What this means if you build e-commerce

If you run a Shopify store, this is coming to you automatically. Shopify co-designed the protocol.

If you run a custom e-commerce backend, here's the integration surface:

  • POST /checkout-sessions (create a session from line items)
  • PUT /checkout-sessions/{id} (update shipping, recalculate tax)
  • POST /checkout-sessions/{id}/complete (process payment, return order)
  • POST /checkout-sessions/{id}/cancel (cancel)

Google provides Python and JavaScript SDKs, plus a conformance test suite to validate your implementation. The SLO expectations are reasonable: 95% availability, p50 latency under 1 second for session creation.

The payoff: your products become purchasable directly inside Google Search AI Mode, the Gemini app, and (soon) anywhere an agent speaks UCP. No affiliate links. No "visit our website." Direct checkout inside the AI conversation.

The part nobody is talking about

UCP is expanding to lodging and food. Google has waitlists open for both verticals. That means hotel booking and restaurant ordering get the same treatment: an agent calls your API, the user confirms in a Google UI, the transaction completes without a website visit.

Think about what this does to SEO-driven e-commerce. If an agent can buy directly from a merchant's API during a Search conversation, the website becomes optional for the transaction.

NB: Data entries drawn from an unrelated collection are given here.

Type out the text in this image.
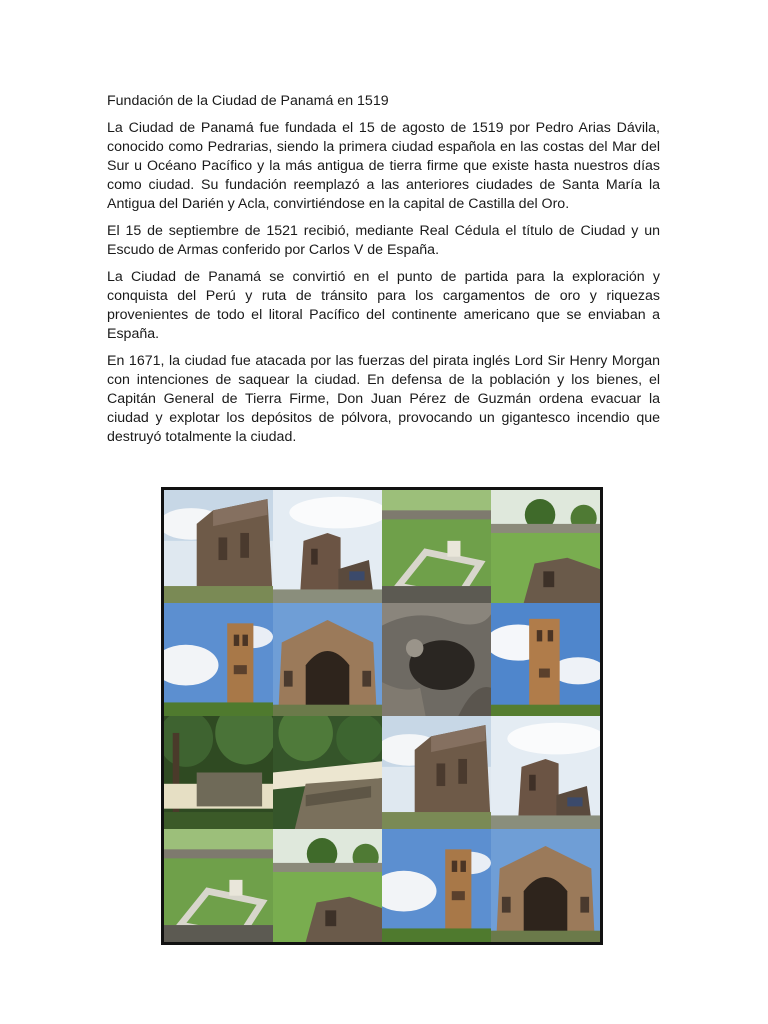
Fundación de la Ciudad de Panamá en 1519

La Ciudad de Panamá fue fundada el 15 de agosto de 1519 por Pedro Arias Dávila, conocido como Pedrarias, siendo la primera ciudad española en las costas del Mar del Sur u Océano Pacífico y la más antigua de tierra firme que existe hasta nuestros días como ciudad. Su fundación reemplazó a las anteriores ciudades de Santa María la Antigua del Darién y Acla, convirtiéndose en la capital de Castilla del Oro.

El 15 de septiembre de 1521 recibió, mediante Real Cédula el título de Ciudad y un Escudo de Armas conferido por Carlos V de España.

La Ciudad de Panamá se convirtió en el punto de partida para la exploración y conquista del Perú y ruta de tránsito para los cargamentos de oro y riquezas provenientes de todo el litoral Pacífico del continente americano que se enviaban a España.

En 1671, la ciudad fue atacada por las fuerzas del pirata inglés Lord Sir Henry Morgan con intenciones de saquear la ciudad. En defensa de la población y los bienes, el Capitán General de Tierra Firme, Don Juan Pérez de Guzmán ordena evacuar la ciudad y explotar los depósitos de pólvora, provocando un gigantesco incendio que destruyó totalmente la ciudad.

Discovery still happens (through product feeds in Merchant Center), but the conversion doesn't require a click-through anymore.

That's a structural change to online commerce. Not "AI will change shopping someday." It's live, it has SDKs, and merchants are integrating right now.

The skeptic's questions

"Is this just Google capturing more of the transaction?"
They'd argue no, because the merchant stays Merchant of Record. But Google does control the surface (Search, Gemini) and the payment layer (Google Pay). Draw your own conclusions on where the power concentrates over time.

"Will other platforms adopt UCP?"
It's open-source and Shopify co-designed it. That's meaningful. Whether Amazon, Meta, or Apple adopt it or build their own competing protocol is the billion-dollar question. Interoperability with MCP and A2A suggests Google wants this to be a lingua franca, not a walled garden. Time will tell.

"Do consumers actually want agents buying things for them?"
Probably not yet for expensive purchases. But for replenishment (toothpaste, dog food, contacts), routine bookings (same hotel, same rental car), and low-stakes impulse buys? The friction reduction is real. Google's Gemini Spark starts with a "check with you before taking major actions" guardrail for a reason.

Try it yourself

  1. Read the UCP documentation
  2. Browse the open-source spec on GitHub
  3. Grab the Python SDK or JS SDK
  4. Run the conformance tests against your endpoints
  5. Join the waitlist if you're a merchant

The protocol that lets AI agents spend money exists, is open, and is already processing transactions in Google Search. That's not a keynote prediction. It's infrastructure you can build on today.